The World is Waiting for the Sunrise (1918) by Lockhart and Seitz has been covered on disc, according to the Wikipedia, more than one hundred times – by Mary Ford and Les Paul, The Chris Barber Band (in New Orleans style), and Bing Crosby (in his characterless “crooning” style), among many others. The lyrics express the post-War-to-End-Wars hope that the Allies had established a permanent peace and that the League of Nations would usher in a golden age of prosperity and security. My favorite version of Waiting for the Sunrise is the one made by radio comedian Stan Freberg from the early 1950s. I post it (above) because Freberg’s satiric take, in the aftermath that other war, and in the early phase of the Cold War, addresses itself to a manic world coming apart at the seams. It therefore, like many things from the past, whether remote or recent, speaks to the insanity of the present moment. Enjoy.

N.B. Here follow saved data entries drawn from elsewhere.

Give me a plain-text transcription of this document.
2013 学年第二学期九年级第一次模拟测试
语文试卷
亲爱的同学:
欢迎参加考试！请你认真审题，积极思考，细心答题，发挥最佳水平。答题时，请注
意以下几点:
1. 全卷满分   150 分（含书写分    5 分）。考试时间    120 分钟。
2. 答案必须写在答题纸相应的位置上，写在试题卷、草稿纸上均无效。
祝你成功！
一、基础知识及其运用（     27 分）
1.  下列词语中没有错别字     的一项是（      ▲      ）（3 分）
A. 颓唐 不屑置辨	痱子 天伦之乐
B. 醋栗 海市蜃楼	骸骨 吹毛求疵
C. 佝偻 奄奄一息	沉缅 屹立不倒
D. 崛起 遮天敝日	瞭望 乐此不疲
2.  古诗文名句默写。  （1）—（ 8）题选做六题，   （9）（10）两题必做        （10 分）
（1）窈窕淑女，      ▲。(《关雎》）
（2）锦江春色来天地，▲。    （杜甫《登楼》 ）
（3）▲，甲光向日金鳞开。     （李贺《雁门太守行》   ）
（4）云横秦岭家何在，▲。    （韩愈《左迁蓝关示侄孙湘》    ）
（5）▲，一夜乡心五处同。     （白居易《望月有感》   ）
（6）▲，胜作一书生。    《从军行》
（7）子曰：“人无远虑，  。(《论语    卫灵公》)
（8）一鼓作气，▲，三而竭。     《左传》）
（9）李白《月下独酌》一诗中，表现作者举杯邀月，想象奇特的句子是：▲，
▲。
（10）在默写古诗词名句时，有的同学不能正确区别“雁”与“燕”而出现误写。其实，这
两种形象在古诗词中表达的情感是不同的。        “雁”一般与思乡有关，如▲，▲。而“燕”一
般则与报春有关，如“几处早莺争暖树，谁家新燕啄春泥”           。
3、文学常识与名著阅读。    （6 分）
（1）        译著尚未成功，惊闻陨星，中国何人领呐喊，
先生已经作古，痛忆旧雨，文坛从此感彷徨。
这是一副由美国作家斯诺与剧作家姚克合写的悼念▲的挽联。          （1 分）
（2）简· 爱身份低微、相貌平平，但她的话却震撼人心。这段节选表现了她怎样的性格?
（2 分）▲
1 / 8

In the 1960s, Freberg went into advertising. He invented the self-satirizing, funny television commercial that made allusions to the cultural archive. I give two examples below – the brilliant Sunsweet Pitted Prunes commercial starring author Ray Bradbury, and the Jeno’s Pizza Roll commercial starring two well-known characters from the earliest days of television.
The Pizza Roll commercial riffs on an earlier cigarette commercial for the Lark brand, in which a pickup truck with a sign reading “Show Us Your Lark Pack” drove the streets of a Big City. A motion picture camera operating from the truck filmed people, men and women, showing their Lark packs. The visuals were accompanied by the lyric “Have a Lark, have a Lark, have a Lark today,” sung to Rossini’s William Tell melody. To “get” the jokes properly, especially the one at the very end, the viewer had to know: Rossini’s melody, its usage in The Lone Ranger, and its usage in the “Show Us Your Lark Pack” commercial. Freberg assumed the quick-wittedness of his audience.